Las variantes de empalme se designaron TDZ.1, TDZ.2, y TDZ.3 (variantes Zeta Derivada de Testículo) porque cada una de ellas se expresa en el testículo. El testículo es un tejido de expresión común, sin embargo; no es el único tejido de expresión. La Tabla III muestra los resultados de un estudio de tejido de expresión para IL-1 zeta, Tango-77, TDZ.1, TDZ.2, y TDZ.3. TDZ.1 y TDZ.2 contiene los exones 4, 5, y 6, mostrados en la Figura 1, que corresponden a los tres últimos exones de IL-1 zeta y corresponden al dominio estructural conservado de la molécula. Cuando se alinea con otros miembros de la Familia IL-1, los exones 4, 5, y 6 muestran que contienen muchos residuos conservados dentro de los motivos estructurales conservados.

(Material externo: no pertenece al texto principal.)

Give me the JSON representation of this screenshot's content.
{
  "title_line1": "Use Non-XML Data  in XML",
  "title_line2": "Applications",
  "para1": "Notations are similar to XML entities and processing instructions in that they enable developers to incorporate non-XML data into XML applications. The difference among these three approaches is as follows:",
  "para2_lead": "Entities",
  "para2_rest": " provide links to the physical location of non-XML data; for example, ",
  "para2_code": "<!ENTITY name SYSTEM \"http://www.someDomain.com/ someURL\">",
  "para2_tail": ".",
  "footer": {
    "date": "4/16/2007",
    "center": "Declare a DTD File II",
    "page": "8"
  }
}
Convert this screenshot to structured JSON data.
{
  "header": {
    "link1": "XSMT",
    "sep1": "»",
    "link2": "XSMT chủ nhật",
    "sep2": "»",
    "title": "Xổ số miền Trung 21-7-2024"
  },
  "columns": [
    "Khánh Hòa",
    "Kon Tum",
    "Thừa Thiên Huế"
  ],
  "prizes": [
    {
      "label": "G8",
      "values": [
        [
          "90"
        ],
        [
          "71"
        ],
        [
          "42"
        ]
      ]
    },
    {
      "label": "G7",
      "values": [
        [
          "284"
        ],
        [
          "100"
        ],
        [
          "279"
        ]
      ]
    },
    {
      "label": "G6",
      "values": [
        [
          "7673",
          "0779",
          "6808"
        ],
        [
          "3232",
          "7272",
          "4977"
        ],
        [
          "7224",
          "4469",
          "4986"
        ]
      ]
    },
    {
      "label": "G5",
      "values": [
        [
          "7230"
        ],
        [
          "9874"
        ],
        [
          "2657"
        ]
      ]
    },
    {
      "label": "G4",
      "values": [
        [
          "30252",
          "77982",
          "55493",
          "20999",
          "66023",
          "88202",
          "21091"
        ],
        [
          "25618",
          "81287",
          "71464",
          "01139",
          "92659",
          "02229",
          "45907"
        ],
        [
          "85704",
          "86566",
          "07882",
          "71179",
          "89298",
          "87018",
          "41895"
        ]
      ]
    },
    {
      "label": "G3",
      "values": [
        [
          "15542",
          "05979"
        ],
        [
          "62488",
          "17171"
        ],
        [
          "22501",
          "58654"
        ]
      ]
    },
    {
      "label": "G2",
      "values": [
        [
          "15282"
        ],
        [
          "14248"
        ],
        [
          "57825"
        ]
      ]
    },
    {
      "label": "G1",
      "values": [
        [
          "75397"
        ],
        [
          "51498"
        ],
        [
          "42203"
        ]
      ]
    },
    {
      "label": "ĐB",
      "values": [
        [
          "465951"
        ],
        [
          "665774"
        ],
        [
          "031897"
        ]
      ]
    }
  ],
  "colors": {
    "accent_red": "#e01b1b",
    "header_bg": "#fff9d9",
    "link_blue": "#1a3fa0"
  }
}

Un poliformismo de Tango 77 en el exón (2) de la Figura 1 se registra. En el cADNs aislado una valina ocurre en lugar de una glicina en el tercer residuo del exón (2). En la secuencia Tango-77, la secuencia de aminoácido es PAGSPLEP (SEQ ID NO: 14). En el poliformismo la secuencia es PAVSPLEP (SEQ ID NO: 15).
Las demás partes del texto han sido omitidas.